Cidron Disco S.à r.l (“Cidron”, a company ultimately owned by Nordic Capital Fund VII1), together with associated co-investment vehicles) has sold its shares in Tokmanni Group Corporation (“Tokmanni” or the “Company”) in an accelerated book-building process (the “Share Sale”). Cidron sold 8,952,301 shares in the Company, corresponding to 15.21 percent of all shares and votes in Tokmanni. The transaction was several times oversubscribed. The sale price in the Share Sale was EUR 7.60 per share and the gross sales proceeds of the Share Sale amounted to approximately EUR 68 million. After the Share Sale, Cidron does not own any shares in the Company.
Carnegie Investment Bank AB (“Carnegie”) and Skandinaviska Enskilda Banken AB (publ), Helsinki Branch (“SEB”) acted as Joint Bookrunners in the Share Sale.
Katarina Janerud, Communications Manager
NC Advisory AB, advisor to the Nordic Capital Funds
tel: +46 8 440 50 69
1) “Nordic Capital Fund VII” refers to Nordic Capital VII Limited, acting in its capacity as General Partner of Nordic Capital VII Alpha, L.P. and Nordic Capital VII Beta, L.P.
Both Carnegie and SEB are acting exclusively for Cidron and no one else and they will not regard any other person (whether or not a recipient of this release) as their respective client in relation to the Share Sale. Carnegie and SEB will not be responsible to anyone other than Cidron for providing the protections afforded to their respective clients and will not give advice in relation to the Share Sale or any transaction or arrangement referred to herein. Carnegie and SEB assume no responsibility for the accuracy, completeness or verification of the information set forth in this release and, accordingly, disclaim, to the fullest extent permitted by applicable law, any and all liability which they may otherwise be found to have in respect of this release. Nothing contained in this release is, or shall be relied upon as, a promise or representation as to the past or the future.
The information contained herein is not for publication or distribution, directly or indirectly, in or into the United States, Australia, Canada, Hong Kong, South Africa or Japan. This release does not constitute an offer of securities for sale in the United States, nor may the securities be offered or sold in the United States absent registration or an exemption from registration as provided in the U.S. Securities Act of 1933, as amended, and the rules and regulations thereunder.
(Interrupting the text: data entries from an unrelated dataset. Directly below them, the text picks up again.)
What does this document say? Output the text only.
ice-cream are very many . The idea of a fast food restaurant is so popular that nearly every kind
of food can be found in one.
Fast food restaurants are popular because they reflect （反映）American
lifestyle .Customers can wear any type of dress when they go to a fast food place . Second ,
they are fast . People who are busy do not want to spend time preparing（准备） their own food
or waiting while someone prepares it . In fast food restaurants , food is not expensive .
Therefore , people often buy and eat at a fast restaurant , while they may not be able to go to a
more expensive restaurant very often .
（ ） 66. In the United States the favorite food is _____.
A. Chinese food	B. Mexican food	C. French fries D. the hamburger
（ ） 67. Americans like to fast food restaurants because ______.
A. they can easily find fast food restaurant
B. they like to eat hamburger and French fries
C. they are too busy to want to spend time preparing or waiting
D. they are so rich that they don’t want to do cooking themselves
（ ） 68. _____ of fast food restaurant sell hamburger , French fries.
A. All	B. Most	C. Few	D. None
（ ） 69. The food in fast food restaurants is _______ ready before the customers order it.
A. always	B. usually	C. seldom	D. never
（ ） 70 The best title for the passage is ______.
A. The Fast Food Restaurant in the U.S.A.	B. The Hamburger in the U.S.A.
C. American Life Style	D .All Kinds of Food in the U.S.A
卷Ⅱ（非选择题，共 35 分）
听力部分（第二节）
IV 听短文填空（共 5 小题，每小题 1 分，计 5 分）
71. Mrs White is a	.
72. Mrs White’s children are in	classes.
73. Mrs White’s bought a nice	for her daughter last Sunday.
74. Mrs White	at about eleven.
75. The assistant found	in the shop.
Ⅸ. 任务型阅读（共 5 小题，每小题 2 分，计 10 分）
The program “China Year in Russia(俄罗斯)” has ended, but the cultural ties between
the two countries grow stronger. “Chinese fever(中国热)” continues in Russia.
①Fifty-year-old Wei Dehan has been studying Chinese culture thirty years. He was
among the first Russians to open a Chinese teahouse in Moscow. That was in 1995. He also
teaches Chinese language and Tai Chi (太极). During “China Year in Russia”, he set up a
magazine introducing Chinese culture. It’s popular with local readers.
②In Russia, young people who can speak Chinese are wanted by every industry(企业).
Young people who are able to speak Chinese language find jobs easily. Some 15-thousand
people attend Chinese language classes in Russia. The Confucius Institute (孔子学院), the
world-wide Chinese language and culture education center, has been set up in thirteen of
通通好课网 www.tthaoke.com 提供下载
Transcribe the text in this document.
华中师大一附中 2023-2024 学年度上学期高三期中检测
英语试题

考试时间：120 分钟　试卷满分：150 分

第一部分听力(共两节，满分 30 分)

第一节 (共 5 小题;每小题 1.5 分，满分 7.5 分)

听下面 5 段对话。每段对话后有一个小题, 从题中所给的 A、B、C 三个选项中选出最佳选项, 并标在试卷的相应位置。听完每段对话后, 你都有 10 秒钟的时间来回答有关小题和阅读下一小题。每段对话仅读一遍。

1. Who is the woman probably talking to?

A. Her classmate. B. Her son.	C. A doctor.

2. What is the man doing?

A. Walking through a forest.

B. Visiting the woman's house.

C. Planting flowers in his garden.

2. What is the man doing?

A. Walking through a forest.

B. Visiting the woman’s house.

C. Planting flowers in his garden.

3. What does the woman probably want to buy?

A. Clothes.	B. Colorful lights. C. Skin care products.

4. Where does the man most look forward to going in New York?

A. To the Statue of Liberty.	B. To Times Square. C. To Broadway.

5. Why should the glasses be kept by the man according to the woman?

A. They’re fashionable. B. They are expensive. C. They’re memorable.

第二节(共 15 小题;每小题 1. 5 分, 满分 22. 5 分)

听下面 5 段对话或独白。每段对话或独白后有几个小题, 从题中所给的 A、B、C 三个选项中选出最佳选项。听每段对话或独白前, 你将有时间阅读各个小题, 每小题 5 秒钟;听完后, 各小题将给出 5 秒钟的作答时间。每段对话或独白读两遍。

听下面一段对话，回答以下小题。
There is no intention to register any portion of the Share Sale in the United States or to conduct a public offering of securities in the United States.
The issue, exercise or sale of securities in the Share Sale are subject to specific legal or regulatory restrictions in certain jurisdictions. Cidron assumes no responsibility in the event there is a violation by any person of such restrictions.
The information contained herein shall not constitute an offer to sell or the solicitation of an offer to buy, nor shall there be any sale of the securities referred to herein in any jurisdiction in which such offer, solicitation or sale would be unlawful prior to registration, exemption from registration or qualification under the securities laws of any such jurisdiction.
Cidron has not authorized any offer to the public of securities in any Member State of the European Economic Area. The securities referred to in this release may only be offered in Relevant Member States (a) to any legal entity which is a qualified investor as defined in the Prospectus Directive; or (b) in any other circumstances falling within Article 3(2) of the Prospectus Directive. For the purposes of this paragraph, the expression “Prospectus Directive” means Directive 2003/71/EC (and amendments thereto).
This release is directed only at (i) persons who are outside the United Kingdom or (ii) persons who have professional experience in matters relating to investments falling within Article 19(5) of the Financial Services and Markets Act 2000 (Financial Promotion) Order 2005 (the “Order”) and (iii) high net worth entities, and other persons to whom it may lawfully be communicated, falling within Article 49(2) of the Order (all such persons together being referred to as “relevant persons”). Any investment activity to which this release relates will only be available to and will only be engaged with, relevant persons. Any person who is not a relevant person should not act or rely on this release or any of its contents.